複数の見積もりをとることで、料金や含まれているサービス内容が比較できます。また、料金の内訳の説明や対応の仕方、知識・経験の豊富さなど、業者の雰囲気を確認することにもつながります。
解体工事専門業者に直接依頼する
建て替えにともなう解体工事をおこなう場合、新しい家の建築を依頼するハウスメーカーにまとめて依頼するケースが多いです。しかし、費用を抑えたいのであれば、解体工事は別の専門業者に依頼するのがおすすめです。
ハウスメーカーに解体工事を依頼した場合、工事はハウスメーカーから依頼された下請け業者が実施します。そのため、請求される料金には仲介手数料が含まれており、費用が割高になります。
自社施工の解体工事専門業者に直接依頼すると、仲介手数料が発生しないためその分費用が抑えられます。
また、専門業者は解体工事のプロなので、専門的な知識や豊富な経験からもっとも効率のよい工事を立案・実施してくれます。そのため無駄な費用がかかりにくく、ハウスメーカーに依頼するより費用を抑えられる可能性が高いです。
不要なものは事前に自分で撤去・処分する
建物内に家具や家電などの残置物があると、処分にかかる費用が追加料金として請求されるケースがあります。
不要なものは事前に撤去・処分しておくことで、無駄な料金が発生しません。自分で対応できそうな不用物は撤去・処分しておきましょう。とくに、リサイクル法で処分方法が決められているテレビやエアコン、洗濯機、冷蔵庫などは自分で処分した方が安く済むケースが多いです。
ただし、木製やプラスチック製、鉄製などの家財道具は、一緒に解体してもらった方が安く収まるケースもありますので、解体業者に事前に確認しましょう。
補助金や助成金の活用を検討する
多くの自治体では、築年数の古い家や空き家の解体に対して助成をおこなっており、「解体補助金」や「建て替え建築補助金」といった名称の補助金があります。
たとえば、東京都中野区では「木造住宅建替え等助成」として、耐震性の不十分な古い木造住宅の建て替え・除却をおこなう場合の助成制度を設けています。1981年5月31日以前に建築された耐震性の不十分な木造住宅が対象です。
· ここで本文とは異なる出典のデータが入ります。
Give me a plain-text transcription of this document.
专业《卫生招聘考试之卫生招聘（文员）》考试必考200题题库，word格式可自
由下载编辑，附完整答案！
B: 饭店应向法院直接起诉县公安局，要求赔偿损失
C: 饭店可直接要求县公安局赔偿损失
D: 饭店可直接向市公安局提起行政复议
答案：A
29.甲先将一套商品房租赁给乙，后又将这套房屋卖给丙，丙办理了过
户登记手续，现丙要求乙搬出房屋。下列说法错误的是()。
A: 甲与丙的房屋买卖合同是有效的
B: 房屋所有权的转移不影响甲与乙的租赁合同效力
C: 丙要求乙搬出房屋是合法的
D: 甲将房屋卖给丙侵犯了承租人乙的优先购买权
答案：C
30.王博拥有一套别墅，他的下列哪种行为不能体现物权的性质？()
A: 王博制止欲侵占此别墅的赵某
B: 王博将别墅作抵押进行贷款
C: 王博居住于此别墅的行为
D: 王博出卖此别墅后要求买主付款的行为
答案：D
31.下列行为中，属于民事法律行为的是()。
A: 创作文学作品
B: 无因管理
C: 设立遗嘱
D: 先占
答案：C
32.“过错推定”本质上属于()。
住宅の建て替え時に利用できる補助金制度・助成金制度は多々あるので、利用できる制度があるならば積極的に利用することをおすすめします。
解体工事費以外の建て替えにかかる費用
建物の建て替え時には、解体工事費以外にもさまざまな費用がかかります。一般的にかかる費用としては、以下の通りです。
- ・建物本体の建築費用
- ・付帯工事費用
- ・地盤調査費用
- ・地盤改良工事費用
- ・整地費用
- ・登記費用
- ・登録免許税
- ・不動産取得税
- ・火災保険料・地震保険料
- ・印紙代
- ・引越し費用
- ・仮住まいの費用
建て替えにはさまざまな費用がかかるため、コストが抑えられるところは抑えて建て替えを進めましょう。
また、先ほども触れましたが、補助金・助成金を利用することで経済的な負担を軽減できる可能性があります。古い家の解体・新しい家の建築の両方とも活用できる補助金・助成金がないか、事前に確認しましょう。
まとめ
建て替えの際の解体工事費用を安くしたい人は、以下のポイントを抑えることが重要です。
- ・複数の業者から見積もりを取る
- ・解体工事専門業者に直接依頼する
- ・不要なものは事前に自分で撤去・処分する
- ・補助金や助成金の活用を検討する
建て替えにともなう解体工事費用は大きな費用がかかり、そのうえ内訳の項目も多岐に渡ります。資金の計画をしっかり立て、補助金・助成金の活用や信頼できる解体業者に依頼することが重要です。
本記事を参考に、建て替えにともなう解体工事の費用や費用負担の軽減方法を把握して、効率よく解体工事をおこないましょう。